Chez les patients atteints de psoriasis pustuleux généralisé porteurs d’anomalies des deux copies du gène IL36RN, l’absence d’antagoniste du récepteur ou sa présence à l’état défectueux empêche le mécanisme naturel de régulation de l’inflammation de se mettre en place, ce qui a pour conséquence un emballement de la réaction du système immunitaire marqué par une augmentation très importante des effets inflammatoires de l’interleukine 36, à l’origine des poussées de la maladie qui dépassent largement le cadre de la peau, puisque la maladie peut toucher les articulations, les poumons et le foie. Un dérèglement de la voie de l’interleukine 36 semble également jouer un rôle important chez les malades qui ne présentent pas de mutation du gène IL36RN.

 

Un anticorps monoclonal humanisé montre son efficacité

Dans leur étude récente reposant sur un essai thérapeutique randomisé de phase 2, promu par le groupe industriel pharmaceutique Boehringer Ingelheim, les chercheurs ont évalué, chez des malades en poussée de psoriasis pustuleux généralisé, l’efficacité et la sécurité d’emploi d’un anticorps monoclonal humanisé[1], le Spesolimab, qui, utilisé par voie intraveineuse, interagit avec le récepteur de l’interleukine-36 pour bloquer l’action de cette dernière sur son récepteur. Cet anticorps permet de freiner l’inflammation pathologique et de limiter ses conséquences néfastes. Cette recherche fait suite à un premier essai thérapeutique preuve-de-concept de phase 1 coordonné par le Pr Bachelez, testant la tolérance et l’efficacité à court terme du Spesolimab chez 7 malades atteints de psoriasis pustuleux généralisé, dont les résultats publiés dans le New England Journal of Medicine en 2019 avait montré le caractère très prometteur.
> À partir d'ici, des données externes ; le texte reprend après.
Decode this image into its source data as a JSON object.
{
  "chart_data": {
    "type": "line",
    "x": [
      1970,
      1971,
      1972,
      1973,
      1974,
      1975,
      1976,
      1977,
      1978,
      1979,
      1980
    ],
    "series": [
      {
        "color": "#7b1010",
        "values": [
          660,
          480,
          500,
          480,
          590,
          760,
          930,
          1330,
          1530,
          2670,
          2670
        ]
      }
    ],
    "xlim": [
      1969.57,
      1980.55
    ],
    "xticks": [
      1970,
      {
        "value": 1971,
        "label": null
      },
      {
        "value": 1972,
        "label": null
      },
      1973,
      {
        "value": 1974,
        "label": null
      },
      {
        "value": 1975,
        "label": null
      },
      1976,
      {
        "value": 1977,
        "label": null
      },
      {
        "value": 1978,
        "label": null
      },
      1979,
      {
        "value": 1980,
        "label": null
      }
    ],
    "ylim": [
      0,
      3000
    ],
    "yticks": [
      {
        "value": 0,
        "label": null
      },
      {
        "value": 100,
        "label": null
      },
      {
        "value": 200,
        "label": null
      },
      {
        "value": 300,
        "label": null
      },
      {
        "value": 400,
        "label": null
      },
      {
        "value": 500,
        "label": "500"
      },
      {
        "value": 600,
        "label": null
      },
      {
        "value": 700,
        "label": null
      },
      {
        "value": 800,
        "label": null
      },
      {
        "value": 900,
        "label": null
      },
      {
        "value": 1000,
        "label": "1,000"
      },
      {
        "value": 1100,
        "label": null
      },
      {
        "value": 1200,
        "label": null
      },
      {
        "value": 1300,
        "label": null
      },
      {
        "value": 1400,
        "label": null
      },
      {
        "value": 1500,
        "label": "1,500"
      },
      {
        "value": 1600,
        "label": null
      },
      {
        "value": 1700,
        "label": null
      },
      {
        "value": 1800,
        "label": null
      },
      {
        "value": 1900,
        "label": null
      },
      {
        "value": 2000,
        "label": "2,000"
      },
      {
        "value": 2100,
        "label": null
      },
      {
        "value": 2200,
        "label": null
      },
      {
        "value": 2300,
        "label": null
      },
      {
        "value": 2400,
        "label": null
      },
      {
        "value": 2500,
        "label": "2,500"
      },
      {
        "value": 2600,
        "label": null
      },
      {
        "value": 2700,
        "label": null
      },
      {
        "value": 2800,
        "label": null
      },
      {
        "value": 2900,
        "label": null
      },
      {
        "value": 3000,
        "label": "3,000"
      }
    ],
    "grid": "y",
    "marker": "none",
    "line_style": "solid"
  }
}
Les résultats de la toute récente étude internationale de phase 2 randomisée contre placebo menée chez 53 malades ont montré une efficacité très rapide et très supérieure au placebo du traitement par Spesolimab : 19 (54%) malades étant dépourvu de toute pustule (critère de jugement principal) une semaine seulement après le traitement contre seulement 1 (16%) dans le groupe ayant reçu le placebo. Il en est de même pour le critère de jugement secondaire, à savoir un score global du clinicien de 0 ou 1 (indemne ou quasiment indemne de toute lésion) : 43% (Spesolimab) contre 11% (placebo). La tolérance du traitement était bonne, à l’exception d’un cas possible de syndrome d’hypersensibilité.
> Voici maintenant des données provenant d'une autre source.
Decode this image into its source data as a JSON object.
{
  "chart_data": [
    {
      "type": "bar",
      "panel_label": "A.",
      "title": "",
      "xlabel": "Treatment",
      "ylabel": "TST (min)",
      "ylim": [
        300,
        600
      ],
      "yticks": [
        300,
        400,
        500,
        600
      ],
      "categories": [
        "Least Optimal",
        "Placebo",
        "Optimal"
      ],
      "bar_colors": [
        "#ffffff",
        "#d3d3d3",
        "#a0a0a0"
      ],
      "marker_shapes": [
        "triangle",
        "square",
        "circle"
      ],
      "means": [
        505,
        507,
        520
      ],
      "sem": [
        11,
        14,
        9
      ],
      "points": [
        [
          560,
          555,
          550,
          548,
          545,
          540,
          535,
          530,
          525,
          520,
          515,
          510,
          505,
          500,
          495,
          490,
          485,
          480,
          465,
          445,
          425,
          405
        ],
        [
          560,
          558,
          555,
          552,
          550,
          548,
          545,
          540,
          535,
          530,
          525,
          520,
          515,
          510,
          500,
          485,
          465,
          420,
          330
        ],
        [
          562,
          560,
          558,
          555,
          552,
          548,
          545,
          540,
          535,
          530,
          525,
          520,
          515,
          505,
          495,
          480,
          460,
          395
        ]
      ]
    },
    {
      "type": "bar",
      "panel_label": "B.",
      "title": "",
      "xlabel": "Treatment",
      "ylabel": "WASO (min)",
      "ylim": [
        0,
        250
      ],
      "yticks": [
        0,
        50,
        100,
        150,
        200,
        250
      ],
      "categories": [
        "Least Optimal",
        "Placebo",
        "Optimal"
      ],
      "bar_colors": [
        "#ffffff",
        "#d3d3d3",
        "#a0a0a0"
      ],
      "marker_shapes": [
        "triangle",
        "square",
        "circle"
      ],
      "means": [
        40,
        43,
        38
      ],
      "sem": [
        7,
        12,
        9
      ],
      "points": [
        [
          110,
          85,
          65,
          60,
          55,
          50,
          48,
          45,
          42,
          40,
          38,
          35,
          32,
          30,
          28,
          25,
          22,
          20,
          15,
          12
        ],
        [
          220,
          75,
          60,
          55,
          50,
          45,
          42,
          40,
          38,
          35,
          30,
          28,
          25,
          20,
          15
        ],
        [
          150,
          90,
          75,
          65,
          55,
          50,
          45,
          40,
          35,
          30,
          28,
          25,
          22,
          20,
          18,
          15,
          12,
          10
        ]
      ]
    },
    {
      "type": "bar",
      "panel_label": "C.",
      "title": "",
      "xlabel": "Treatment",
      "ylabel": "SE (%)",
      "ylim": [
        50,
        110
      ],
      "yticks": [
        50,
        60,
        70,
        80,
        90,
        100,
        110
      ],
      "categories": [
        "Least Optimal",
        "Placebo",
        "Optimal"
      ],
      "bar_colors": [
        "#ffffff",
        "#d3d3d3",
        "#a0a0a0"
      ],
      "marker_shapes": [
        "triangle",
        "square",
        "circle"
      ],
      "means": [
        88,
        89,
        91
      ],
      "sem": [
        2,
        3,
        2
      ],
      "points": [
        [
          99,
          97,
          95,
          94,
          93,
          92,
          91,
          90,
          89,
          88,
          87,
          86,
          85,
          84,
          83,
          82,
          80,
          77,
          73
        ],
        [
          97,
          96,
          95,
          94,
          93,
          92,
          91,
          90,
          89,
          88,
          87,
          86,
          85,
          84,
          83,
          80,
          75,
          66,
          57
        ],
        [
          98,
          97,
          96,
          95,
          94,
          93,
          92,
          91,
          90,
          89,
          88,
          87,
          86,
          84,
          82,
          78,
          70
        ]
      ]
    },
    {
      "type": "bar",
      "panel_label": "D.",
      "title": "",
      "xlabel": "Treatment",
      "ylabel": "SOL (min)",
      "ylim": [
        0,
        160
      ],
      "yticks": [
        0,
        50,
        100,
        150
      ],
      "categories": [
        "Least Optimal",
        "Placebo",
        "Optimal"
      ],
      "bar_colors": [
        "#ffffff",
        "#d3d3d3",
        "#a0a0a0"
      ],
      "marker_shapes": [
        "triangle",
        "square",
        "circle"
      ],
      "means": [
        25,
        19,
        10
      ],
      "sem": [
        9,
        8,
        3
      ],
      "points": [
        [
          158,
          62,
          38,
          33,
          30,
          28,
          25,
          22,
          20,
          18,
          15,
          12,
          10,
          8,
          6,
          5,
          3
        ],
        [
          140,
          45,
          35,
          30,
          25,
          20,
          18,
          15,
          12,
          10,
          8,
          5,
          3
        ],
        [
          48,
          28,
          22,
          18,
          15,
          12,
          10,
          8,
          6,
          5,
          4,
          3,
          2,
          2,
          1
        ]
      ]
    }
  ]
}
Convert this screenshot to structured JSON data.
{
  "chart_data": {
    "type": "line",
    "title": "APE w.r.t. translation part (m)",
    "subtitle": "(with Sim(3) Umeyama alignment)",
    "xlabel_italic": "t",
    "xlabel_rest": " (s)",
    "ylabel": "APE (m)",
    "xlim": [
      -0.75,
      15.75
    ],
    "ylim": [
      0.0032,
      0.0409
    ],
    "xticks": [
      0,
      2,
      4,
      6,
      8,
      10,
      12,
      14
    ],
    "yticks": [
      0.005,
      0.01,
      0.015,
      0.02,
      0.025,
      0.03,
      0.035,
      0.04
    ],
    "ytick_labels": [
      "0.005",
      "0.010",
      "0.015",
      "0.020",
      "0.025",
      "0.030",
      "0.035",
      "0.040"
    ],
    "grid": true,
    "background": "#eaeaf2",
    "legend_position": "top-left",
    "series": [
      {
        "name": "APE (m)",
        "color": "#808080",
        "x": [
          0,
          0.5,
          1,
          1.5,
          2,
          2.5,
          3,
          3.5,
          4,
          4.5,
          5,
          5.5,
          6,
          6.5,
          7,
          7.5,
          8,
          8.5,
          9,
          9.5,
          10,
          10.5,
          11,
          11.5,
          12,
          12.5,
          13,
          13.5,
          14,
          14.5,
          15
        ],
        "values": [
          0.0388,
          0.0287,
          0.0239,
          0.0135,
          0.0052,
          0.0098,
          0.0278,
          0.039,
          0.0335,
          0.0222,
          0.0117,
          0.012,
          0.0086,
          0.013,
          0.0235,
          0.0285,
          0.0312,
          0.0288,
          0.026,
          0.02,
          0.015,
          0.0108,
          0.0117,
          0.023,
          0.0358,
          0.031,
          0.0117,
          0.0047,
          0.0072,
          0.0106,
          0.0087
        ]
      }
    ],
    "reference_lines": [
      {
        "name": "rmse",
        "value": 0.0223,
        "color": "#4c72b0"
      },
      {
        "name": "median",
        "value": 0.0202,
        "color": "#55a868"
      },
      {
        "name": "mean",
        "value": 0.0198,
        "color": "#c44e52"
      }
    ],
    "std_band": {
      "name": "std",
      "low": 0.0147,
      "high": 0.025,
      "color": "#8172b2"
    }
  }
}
Désormais, des études de phase 3 sont en cours, et une demande d’autorisation de mise sur le marché du Spesolimab dans cette indication a été déposée en octobre dernier auprès de l’European Medicines Agency (EMA), et de la Food and Drug Administration (FDA) aux États-Unis.
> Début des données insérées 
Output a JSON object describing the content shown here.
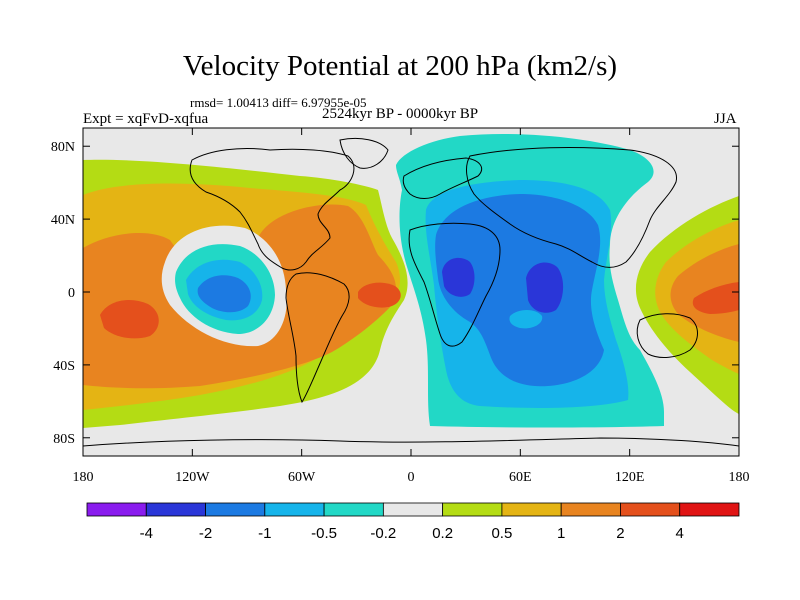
{
  "title": "Velocity Potential at 200 hPa (km2/s)",
  "stats": "rmsd= 1.00413 diff= 6.97955e-05",
  "left_label": "Expt = xqFvD-xqfua",
  "center_label": "2524kyr BP - 0000kyr BP",
  "right_label": "JJA",
  "chart_data": {
    "type": "heatmap",
    "variable": "Velocity Potential at 200 hPa",
    "units": "km2/s",
    "experiment": "xqFvD-xqfua",
    "period": "2524kyr BP - 0000kyr BP",
    "season": "JJA",
    "rmsd": 1.00413,
    "diff": 6.97955e-05,
    "lon_range": [
      -180,
      180
    ],
    "lat_range": [
      -90,
      90
    ],
    "x_ticks": [
      {
        "value": -180,
        "label": "180"
      },
      {
        "value": -120,
        "label": "120W"
      },
      {
        "value": -60,
        "label": "60W"
      },
      {
        "value": 0,
        "label": "0"
      },
      {
        "value": 60,
        "label": "60E"
      },
      {
        "value": 120,
        "label": "120E"
      },
      {
        "value": 180,
        "label": "180"
      }
    ],
    "y_ticks": [
      {
        "value": 80,
        "label": "80N"
      },
      {
        "value": 40,
        "label": "40N"
      },
      {
        "value": 0,
        "label": "0"
      },
      {
        "value": -40,
        "label": "40S"
      },
      {
        "value": -80,
        "label": "80S"
      }
    ],
    "contour_levels": [
      -4,
      -2,
      -1,
      -0.5,
      -0.2,
      0.2,
      0.5,
      1,
      2,
      4
    ],
    "colorbar_labels": [
      "-4",
      "-2",
      "-1",
      "-0.5",
      "-0.2",
      "0.2",
      "0.5",
      "1",
      "2",
      "4"
    ],
    "colors": [
      "#8a1cee",
      "#2a36d8",
      "#1c7ae2",
      "#16b4ea",
      "#22d8c6",
      "#e8e8e8",
      "#b4dc14",
      "#e4b414",
      "#e88420",
      "#e4501c",
      "#e01414"
    ],
    "anomaly_centers": [
      {
        "name": "Central Pacific positive",
        "lon": -160,
        "lat": -10,
        "value": 3
      },
      {
        "name": "East Pacific negative",
        "lon": -112,
        "lat": 0,
        "value": -1.5
      },
      {
        "name": "Tropical Atlantic positive",
        "lon": -18,
        "lat": 2,
        "value": 3
      },
      {
        "name": "Africa negative",
        "lon": 25,
        "lat": 10,
        "value": -3
      },
      {
        "name": "Indian Ocean negative",
        "lon": 75,
        "lat": 0,
        "value": -3
      },
      {
        "name": "West Pacific positive",
        "lon": 145,
        "lat": 0,
        "value": 2.5
      }
    ]
  }
}
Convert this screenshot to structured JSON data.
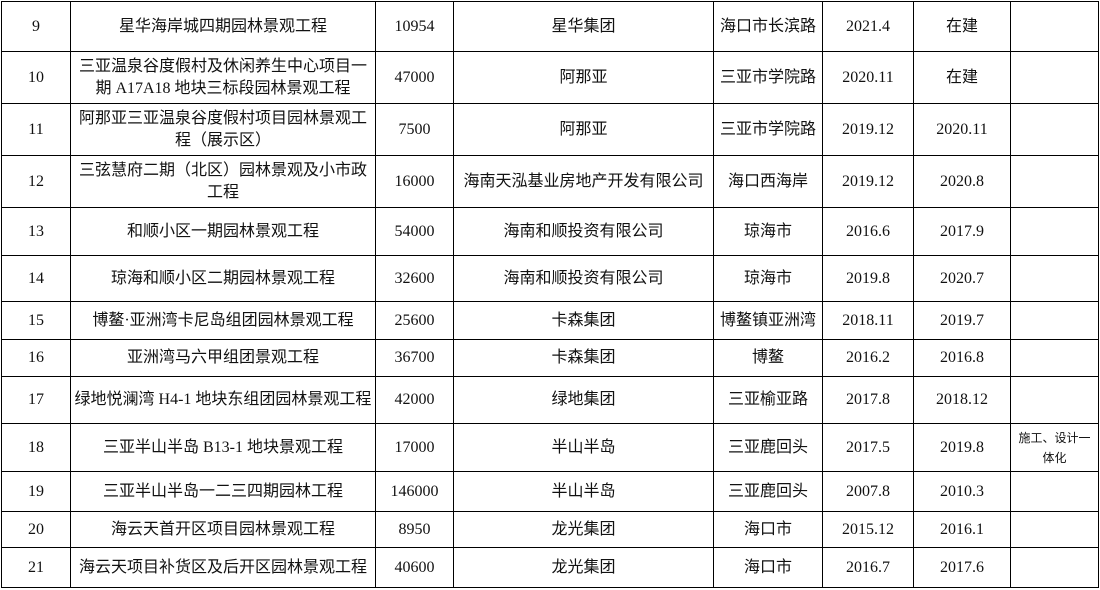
{
  "table": {
    "rows": [
      [
        "9",
        "星华海岸城四期园林景观工程",
        "10954",
        "星华集团",
        "海口市长滨路",
        "2021.4",
        "在建"
      ],
      [
        "10",
        "三亚温泉谷度假村及休闲养生中心项目一期 A17A18 地块三标段园林景观工程",
        "47000",
        "阿那亚",
        "三亚市学院路",
        "2020.11",
        "在建"
      ],
      [
        "11",
        "阿那亚三亚温泉谷度假村项目园林景观工程（展示区）",
        "7500",
        "阿那亚",
        "三亚市学院路",
        "2019.12",
        "2020.11"
      ],
      [
        "12",
        "三弦慧府二期（北区）园林景观及小市政工程",
        "16000",
        "海南天泓基业房地产开发有限公司",
        "海口西海岸",
        "2019.12",
        "2020.8"
      ],
      [
        "13",
        "和顺小区一期园林景观工程",
        "54000",
        "海南和顺投资有限公司",
        "琼海市",
        "2016.6",
        "2017.9"
      ],
      [
        "14",
        "琼海和顺小区二期园林景观工程",
        "32600",
        "海南和顺投资有限公司",
        "琼海市",
        "2019.8",
        "2020.7"
      ],
      [
        "15",
        "博鳌·亚洲湾卡尼岛组团园林景观工程",
        "25600",
        "卡森集团",
        "博鳌镇亚洲湾",
        "2018.11",
        "2019.7"
      ],
      [
        "16",
        "亚洲湾马六甲组团景观工程",
        "36700",
        "卡森集团",
        "博鳌",
        "2016.2",
        "2016.8"
      ],
      [
        "17",
        "绿地悦澜湾 H4-1 地块东组团园林景观工程",
        "42000",
        "绿地集团",
        "三亚榆亚路",
        "2017.8",
        "2018.12"
      ],
      [
        "18",
        "三亚半山半岛 B13-1 地块景观工程",
        "17000",
        "半山半岛",
        "三亚鹿回头",
        "2017.5",
        "2019.8",
        "施工、设计一体化"
      ],
      [
        "19",
        "三亚半山半岛一二三四期园林工程",
        "146000",
        "半山半岛",
        "三亚鹿回头",
        "2007.8",
        "2010.3"
      ],
      [
        "20",
        "海云天首开区项目园林景观工程",
        "8950",
        "龙光集团",
        "海口市",
        "2015.12",
        "2016.1"
      ],
      [
        "21",
        "海云天项目补货区及后开区园林景观工程",
        "40600",
        "龙光集团",
        "海口市",
        "2016.7",
        "2017.6"
      ]
    ]
  }
}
Ce succès montre le savoir-faire d’Université Paris Cité et des services de l’AP-HP dans l’articulation entre la recherche académique et la recherche à promotion industrielle au service de malades atteints de maladies rares et graves, dépourvues de traitement efficace à ce jour.

 

[1] Les anticorps monoclonaux sont des anticorps produits par des techniques de bio-ingénierie et sont utilisés dans les maladies inflammatoires depuis près de 20 ans.

 

Références

Trial of Spesolimab for Generalized Pustular Psoriasis

Hervé Bachelez, M.D., Ph.D., Siew-Eng Choon, F.R.C.P., Slaheddine Marrakchi, M.D., A. David Burden, M.D., Tsen-Fang Tsai, M.D., Akimichi Morita, M.D., Alexander A. Navarini, M.D., Ph.D., Min Zheng, M.D., Ph.D., Jinhua Xu, M.D., Ph.D., Hamida Turki, M.D., Milan J. Anadkat, M.D., Sushmita Rajeswari, M.Sc., Hairui Hua, Ph.D., Sebastian D. Vulcu, M.D., David Hall, Ph.D., Kay Tetzlaff, M.D., Christian Thoma, M.D., and Mark G. Lebwohl, M.D.